French fries are a beloved food enjoyed around the world. The type of potato used is an important factor in creating the perfect fry. Red potatoes are one variety commonly used for home fries, but how do they stack up for French fries?
The basics of red potatoes
Red potatoes are small to medium round potatoes with thin, smooth red skin and white flesh. They have a slightly sweet, nutty flavor and creamy texture. Compared to russet potatoes, red potatoes have less starch and moisture content. They hold their shape well when cooked and get crispy on the outside. Some common types of red potatoes include Red Bliss, Red Creamer, and Chieftain.
Advantages of using red potatoes for fries
There are a few potential benefits to using red potatoes for French fries:
- Flavor – Red potatoes have a mild, sweet flavor that lets the potato shine through when fried.
- Texture – The creamy flesh and thin skin of red potatoes can fry up crispy on the outside while staying fluffy inside.
- Shape – Red potatoes naturally grow into oblong shapes perfect for fries.
- Eye appeal – The vibrant red skin adds visual appeal to a plate of fries.
Potential drawbacks of red potatoes for fries
However, there are also some downsides that can make red potatoes less than ideal for French fries:
- Low starch content – The lower starch means red potatoes may not get as crispy on the outside or have that perfectly fluffy interior.
- Moisture level – Less moisture can lead to dried out, crunchy fries if overcooked.
- Prone to breaking – The thin skin of red potatoes can lead to broken fries.
- Quick cooking time – With less starch and moisture, red potato fries cook faster and can burn quickly if not carefully watched.

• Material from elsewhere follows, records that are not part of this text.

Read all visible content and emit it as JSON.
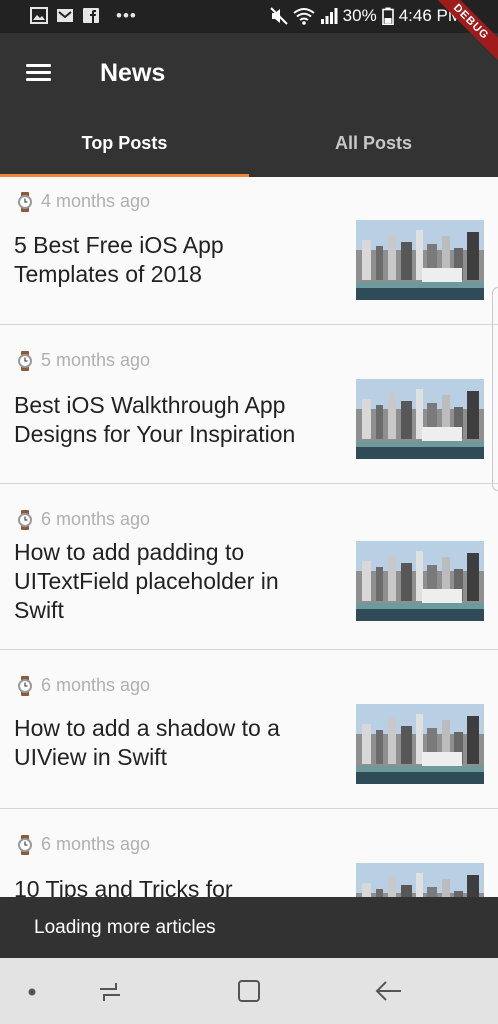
{
  "status_bar": {
    "battery": "30%",
    "time": "4:46 PM",
    "overflow_dots": "•••"
  },
  "debug_banner": "DEBUG",
  "app_bar": {
    "title": "News",
    "menu_icon": "hamburger-menu-icon"
  },
  "tabs": [
    {
      "label": "Top Posts",
      "active": true
    },
    {
      "label": "All Posts",
      "active": false
    }
  ],
  "articles": [
    {
      "time": "4 months ago",
      "title": "5 Best Free iOS App Templates of 2018"
    },
    {
      "time": "5 months ago",
      "title": "Best iOS Walkthrough App Designs for Your Inspiration"
    },
    {
      "time": "6 months ago",
      "title": "How to add padding to UITextField placeholder in Swift"
    },
    {
      "time": "6 months ago",
      "title": "How to add a shadow to a UIView in Swift"
    },
    {
      "time": "6 months ago",
      "title": "10 Tips and Tricks for"
    }
  ],
  "snackbar": {
    "message": "Loading more articles"
  },
  "colors": {
    "app_bar": "#333333",
    "tab_indicator": "#f0883a",
    "snackbar": "#323232",
    "time_text": "#b0b0b0"
  }
}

How red potatoes compare to russets
Russet potatoes are the most popular choice for French fries. Here’s how red potatoes compare:
Red Potatoes | Russet Potatoes | |
---|---|---|
Starch Content | Lower | Higher |
Moisture Content | Lower | Higher |
Flavor | Sweeter, more potato flavor | More neutral, absorbent |
Texture | Creamier, prone to breaking | Fluffier, sturdier |
Cooking Time | Faster cooking | Slower cooking |
The high starch and moisture content of russets lets them achieve that classic light and crispy French fry texture. Their neutral flavor also adapts well to any seasonings or sauces.
Tips for using red potatoes for French fries
While russets may be the gold standard, red potatoes can still make tasty fries with the right techniques:
- Soak the fries after cutting – Soaking red potato fries in cold water for 30 minutes removes excess starch and prevents the pieces from sticking together.
- Rinse well and dry thoroughly – Be sure to rinse off all starch after soaking and pat completely dry. Excess moisture leads to greasy fries.
- Fry at a lower temperature – Around 325°F allows the inside to cook through before the outside browns.
- Fry twice – Double fry red potato fries for maximum crispness. Fry once at a lower temp, let cool, then fry again at 350-375°F.
- Use a neutral oil – Healthy oils like canola or peanut work well. Avoid olive oil which can impart flavor.
Best uses for red potatoes
If seeking perfect French fries, russets may be a better option. But red potatoes have their strengths and are best used in recipes that highlight their qualities:
- Roasting – Keeps their shape and gets caramelized in the oven.
- Boiling/steaming – Perfectly tender and buttery texture.
- Salads – Colorful addition with creamy bite.
- Home fries – Crisp up nicely with onion, bell pepper, etc.
- Soups/stews – Soft, creamy pieces without falling apart.
Conclusion
While red potatoes won’t produce a classic crispy-on-the-outside, fluffy-on-the-inside French fry, they can still make a tasty fry with their thin skin, mild flavor, and creamy texture. Follow proper soaking, drying, and double frying methods to compensate for their lower starch and moisture levels. For the classic French fry experience, russet potatoes are still the best option. But red potatoes shine when roasted, boiled, or used in salads, soups, stews, and home fries.